The proposed CoordConv layer is a simple extension to the standard convolutional layer. Convolutional layers are used in a lot of applications because they often work well, perhaps due to some combination of three factors:
- they have relatively few learned parameters.
- they are fast to compute on modern GPUs.
- they learn a function that is translation invariant.
Following figure shows a comparison of 2D Conv and CoordConv layers.
Uber AI paper suggest that including CoordConv layers can boost the performance. In order to verify this hypothesis, we will compare the performance using Conv and CoordConv layers and training the models during 50 epochs. We will evaluate the accuracy for each number in MNIST dataset, and the average loss and the accuracy for the whole test set. Following tables shows the results:
Layer | 0 | 1 | 2 | 3 | 4 | 5 | 6 | 7 | 8 | 9 |
---|---|---|---|---|---|---|---|---|---|---|
Conv | 99% | 99% | 99% | 99% | 99% | 98% | 99% | 98% | 99% | 98% |
CoordConv | 99% | 99% | 99% | 99% | 98% | 98% | 98% | 99% | 99% | 98% |
Layer | Average loss | Accuracy |
---|---|---|
Conv | 0.0296 | 9921/10000 (99%) |
CoordConv | 0.0312 | 9908/10000 (99%) |
As we can see on the previous tables, the performances using Conv and CoordConv layers are pretty similar. We will compute the confusion matrix in order to summarize the predictions broken down by each number.
Confusion Matrix Conv Layer | Confusion Matrix CoordConv Layer |
---|---|
For this image classification problem, using the CoordConv layer doesn't improve the performance in classification task. Although the previous tables shows that the accuracy is slightly worse in predictions with CoordConv layer during 50 training epochs, we've also evaluated the performance with less number of training epochs.
All of the experiments shown that the accuracy does not improve considerably using CoordConv layers. In image classification we don't expect see much improvement, because Conv layers are actually designed to be spatially invariant.
We will try to boost the performance, using Leaky ReLU activation function instead of ReLU in the spatial transformer network.
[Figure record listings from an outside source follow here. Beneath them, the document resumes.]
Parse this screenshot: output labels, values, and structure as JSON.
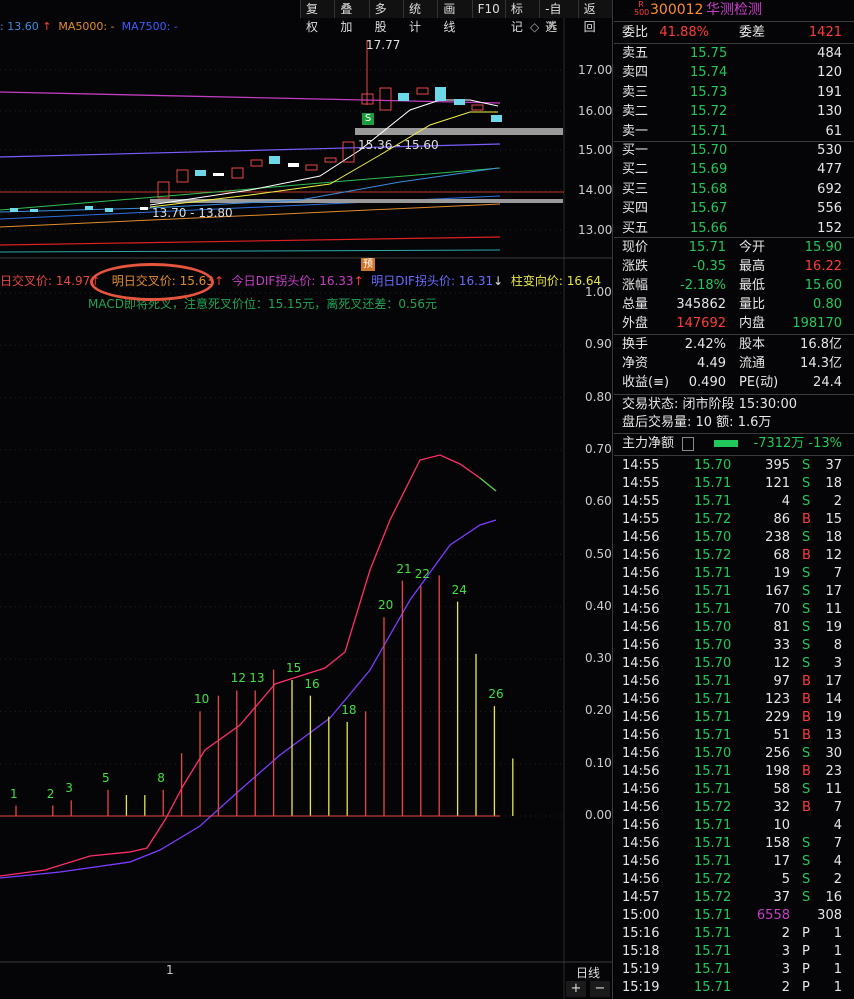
{
  "toolbar": [
    "复权",
    "叠加",
    "多股",
    "统计",
    "画线",
    "F10",
    "标记",
    "-自选",
    "返回"
  ],
  "legend": {
    "ma_a": ": 13.60",
    "ma5000": "MA5000: -",
    "ma7500": "MA7500: -"
  },
  "chart_labels": {
    "high": "17.77",
    "range_hi": "15.36 - 15.60",
    "range_lo": "13.70 - 13.80",
    "s_mark": "S",
    "yu_mark": "预",
    "x_tick": "1",
    "period_label": "日线"
  },
  "price_axis": [
    "17.00",
    "16.00",
    "15.00",
    "14.00",
    "13.00"
  ],
  "macd_axis": [
    "1.00",
    "0.90",
    "0.80",
    "0.70",
    "0.60",
    "0.50",
    "0.40",
    "0.30",
    "0.20",
    "0.10",
    "0.00"
  ],
  "mid_legend": {
    "a": "日交叉价: 14.97",
    "b": "明日交叉价: 15.63",
    "c": "今日DIF拐头价: 16.33",
    "d": "明日DIF拐头价: 16.31",
    "e": "柱变向价: 16.64",
    "line2": "MACD即将死叉，注意死叉价位：15.15元，离死叉还差：0.56元"
  },
  "macd_bars": [
    {
      "label": "1",
      "v": 0.02,
      "c": "r"
    },
    {
      "label": "",
      "v": 0.0,
      "c": "y"
    },
    {
      "label": "2",
      "v": 0.02,
      "c": "r"
    },
    {
      "label": "3",
      "v": 0.03,
      "c": "r"
    },
    {
      "label": "",
      "v": 0.0,
      "c": "y"
    },
    {
      "label": "5",
      "v": 0.05,
      "c": "r"
    },
    {
      "label": "",
      "v": 0.04,
      "c": "y"
    },
    {
      "label": "",
      "v": 0.04,
      "c": "y"
    },
    {
      "label": "8",
      "v": 0.05,
      "c": "r"
    },
    {
      "label": "",
      "v": 0.12,
      "c": "r"
    },
    {
      "label": "10",
      "v": 0.2,
      "c": "r"
    },
    {
      "label": "",
      "v": 0.23,
      "c": "r"
    },
    {
      "label": "12",
      "v": 0.24,
      "c": "r"
    },
    {
      "label": "13",
      "v": 0.24,
      "c": "r"
    },
    {
      "label": "",
      "v": 0.28,
      "c": "r"
    },
    {
      "label": "15",
      "v": 0.26,
      "c": "y"
    },
    {
      "label": "16",
      "v": 0.23,
      "c": "y"
    },
    {
      "label": "",
      "v": 0.19,
      "c": "y"
    },
    {
      "label": "18",
      "v": 0.18,
      "c": "y"
    },
    {
      "label": "",
      "v": 0.2,
      "c": "r"
    },
    {
      "label": "20",
      "v": 0.38,
      "c": "r"
    },
    {
      "label": "21",
      "v": 0.45,
      "c": "r"
    },
    {
      "label": "22",
      "v": 0.44,
      "c": "r"
    },
    {
      "label": "",
      "v": 0.46,
      "c": "r"
    },
    {
      "label": "24",
      "v": 0.41,
      "c": "y"
    },
    {
      "label": "",
      "v": 0.31,
      "c": "y"
    },
    {
      "label": "26",
      "v": 0.21,
      "c": "y"
    },
    {
      "label": "",
      "v": 0.11,
      "c": "y"
    }
  ],
  "quote": {
    "code": "300012",
    "name": "华测检测",
    "badge_top": "R",
    "badge_bot": "500",
    "weibi_label": "委比",
    "weibi": "41.88%",
    "weicha_label": "委差",
    "weicha": "1421",
    "asks": [
      {
        "label": "卖五",
        "price": "15.75",
        "vol": "484"
      },
      {
        "label": "卖四",
        "price": "15.74",
        "vol": "120"
      },
      {
        "label": "卖三",
        "price": "15.73",
        "vol": "191"
      },
      {
        "label": "卖二",
        "price": "15.72",
        "vol": "130"
      },
      {
        "label": "卖一",
        "price": "15.71",
        "vol": "61"
      }
    ],
    "bids": [
      {
        "label": "买一",
        "price": "15.70",
        "vol": "530"
      },
      {
        "label": "买二",
        "price": "15.69",
        "vol": "477"
      },
      {
        "label": "买三",
        "price": "15.68",
        "vol": "692"
      },
      {
        "label": "买四",
        "price": "15.67",
        "vol": "556"
      },
      {
        "label": "买五",
        "price": "15.66",
        "vol": "152"
      }
    ],
    "stats": [
      {
        "l1": "现价",
        "v1": "15.71",
        "c1": "green",
        "l2": "今开",
        "v2": "15.90",
        "c2": "green"
      },
      {
        "l1": "涨跌",
        "v1": "-0.35",
        "c1": "green",
        "l2": "最高",
        "v2": "16.22",
        "c2": "red"
      },
      {
        "l1": "涨幅",
        "v1": "-2.18%",
        "c1": "green",
        "l2": "最低",
        "v2": "15.60",
        "c2": "green"
      },
      {
        "l1": "总量",
        "v1": "345862",
        "c1": "white",
        "l2": "量比",
        "v2": "0.80",
        "c2": "green"
      },
      {
        "l1": "外盘",
        "v1": "147692",
        "c1": "red",
        "l2": "内盘",
        "v2": "198170",
        "c2": "green"
      }
    ],
    "stats2": [
      {
        "l1": "换手",
        "v1": "2.42%",
        "l2": "股本",
        "v2": "16.8亿"
      },
      {
        "l1": "净资",
        "v1": "4.49",
        "l2": "流通",
        "v2": "14.3亿"
      },
      {
        "l1": "收益(≡)",
        "v1": "0.490",
        "l2": "PE(动)",
        "v2": "24.4"
      }
    ],
    "status": "交易状态: 闭市阶段 15:30:00",
    "after_hours": "盘后交易量: 10  额: 1.6万",
    "net_flow_label": "主力净额",
    "net_flow_value": "-7312万 -13%",
    "ticks": [
      {
        "t": "14:55",
        "p": "15.70",
        "pc": "green",
        "v": "395",
        "f": "S",
        "n": "37"
      },
      {
        "t": "14:55",
        "p": "15.71",
        "pc": "green",
        "v": "121",
        "f": "S",
        "n": "18"
      },
      {
        "t": "14:55",
        "p": "15.71",
        "pc": "green",
        "v": "4",
        "f": "S",
        "n": "2"
      },
      {
        "t": "14:55",
        "p": "15.72",
        "pc": "green",
        "v": "86",
        "f": "B",
        "n": "15"
      },
      {
        "t": "14:56",
        "p": "15.70",
        "pc": "green",
        "v": "238",
        "f": "S",
        "n": "18"
      },
      {
        "t": "14:56",
        "p": "15.72",
        "pc": "green",
        "v": "68",
        "f": "B",
        "n": "12"
      },
      {
        "t": "14:56",
        "p": "15.71",
        "pc": "green",
        "v": "19",
        "f": "S",
        "n": "7"
      },
      {
        "t": "14:56",
        "p": "15.71",
        "pc": "green",
        "v": "167",
        "f": "S",
        "n": "17"
      },
      {
        "t": "14:56",
        "p": "15.71",
        "pc": "green",
        "v": "70",
        "f": "S",
        "n": "11"
      },
      {
        "t": "14:56",
        "p": "15.70",
        "pc": "green",
        "v": "81",
        "f": "S",
        "n": "19"
      },
      {
        "t": "14:56",
        "p": "15.70",
        "pc": "green",
        "v": "33",
        "f": "S",
        "n": "8"
      },
      {
        "t": "14:56",
        "p": "15.70",
        "pc": "green",
        "v": "12",
        "f": "S",
        "n": "3"
      },
      {
        "t": "14:56",
        "p": "15.71",
        "pc": "green",
        "v": "97",
        "f": "B",
        "n": "17"
      },
      {
        "t": "14:56",
        "p": "15.71",
        "pc": "green",
        "v": "123",
        "f": "B",
        "n": "14"
      },
      {
        "t": "14:56",
        "p": "15.71",
        "pc": "green",
        "v": "229",
        "f": "B",
        "n": "19"
      },
      {
        "t": "14:56",
        "p": "15.71",
        "pc": "green",
        "v": "51",
        "f": "B",
        "n": "13"
      },
      {
        "t": "14:56",
        "p": "15.70",
        "pc": "green",
        "v": "256",
        "f": "S",
        "n": "30"
      },
      {
        "t": "14:56",
        "p": "15.71",
        "pc": "green",
        "v": "198",
        "f": "B",
        "n": "23"
      },
      {
        "t": "14:56",
        "p": "15.71",
        "pc": "green",
        "v": "58",
        "f": "S",
        "n": "11"
      },
      {
        "t": "14:56",
        "p": "15.72",
        "pc": "green",
        "v": "32",
        "f": "B",
        "n": "7"
      },
      {
        "t": "14:56",
        "p": "15.71",
        "pc": "green",
        "v": "10",
        "f": "",
        "n": "4"
      },
      {
        "t": "14:56",
        "p": "15.71",
        "pc": "green",
        "v": "158",
        "f": "S",
        "n": "7"
      },
      {
        "t": "14:56",
        "p": "15.71",
        "pc": "green",
        "v": "17",
        "f": "S",
        "n": "4"
      },
      {
        "t": "14:56",
        "p": "15.72",
        "pc": "green",
        "v": "5",
        "f": "S",
        "n": "2"
      },
      {
        "t": "14:57",
        "p": "15.72",
        "pc": "green",
        "v": "37",
        "f": "S",
        "n": "16"
      },
      {
        "t": "15:00",
        "p": "15.71",
        "pc": "green",
        "v": "6558",
        "f": "",
        "n": "308"
      },
      {
        "t": "15:16",
        "p": "15.71",
        "pc": "green",
        "v": "2",
        "f": "P",
        "n": "1"
      },
      {
        "t": "15:18",
        "p": "15.71",
        "pc": "green",
        "v": "3",
        "f": "P",
        "n": "1"
      },
      {
        "t": "15:19",
        "p": "15.71",
        "pc": "green",
        "v": "3",
        "f": "P",
        "n": "1"
      },
      {
        "t": "15:19",
        "p": "15.71",
        "pc": "green",
        "v": "2",
        "f": "P",
        "n": "1"
      }
    ]
  }
}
We will include CoordConv layers as well. The derivative of Leaky ReLU is not a 0 in the negative part, and this activation function have a little slope to allow the gradients to flow on. Let's verify if this condition could be a benefit to improve the performance. We will evaluate the performance following the same methodology than the previous experiments.
Command to reproduce the experiment:
docker run -v "$(pwd):/app" pytorch-stn --function='leakyrelu' --epochs=50
Activation | 0 | 1 | 2 | 3 | 4 | 5 | 6 | 7 | 8 | 9 |
---|---|---|---|---|---|---|---|---|---|---|
Leaky ReLU | 99% | 99% | 99% | 99% | 99% | 98% | 99% | 99% | 99% | 98% |
Activation | Average loss | Accuracy |
---|---|---|
Leaky ReLU | 0.0293 | 9913/10000 (99%) |
Confusion Matrix Conv Layer | Confusion Matrix Leaky ReLU Activation |
---|---|
We observed that using Leaky ReLU activation functions in STN, doesn't improve the performance in classification task. Change the ReLU activation function by Leaky ReLU, doesn't affect significantly to the performance.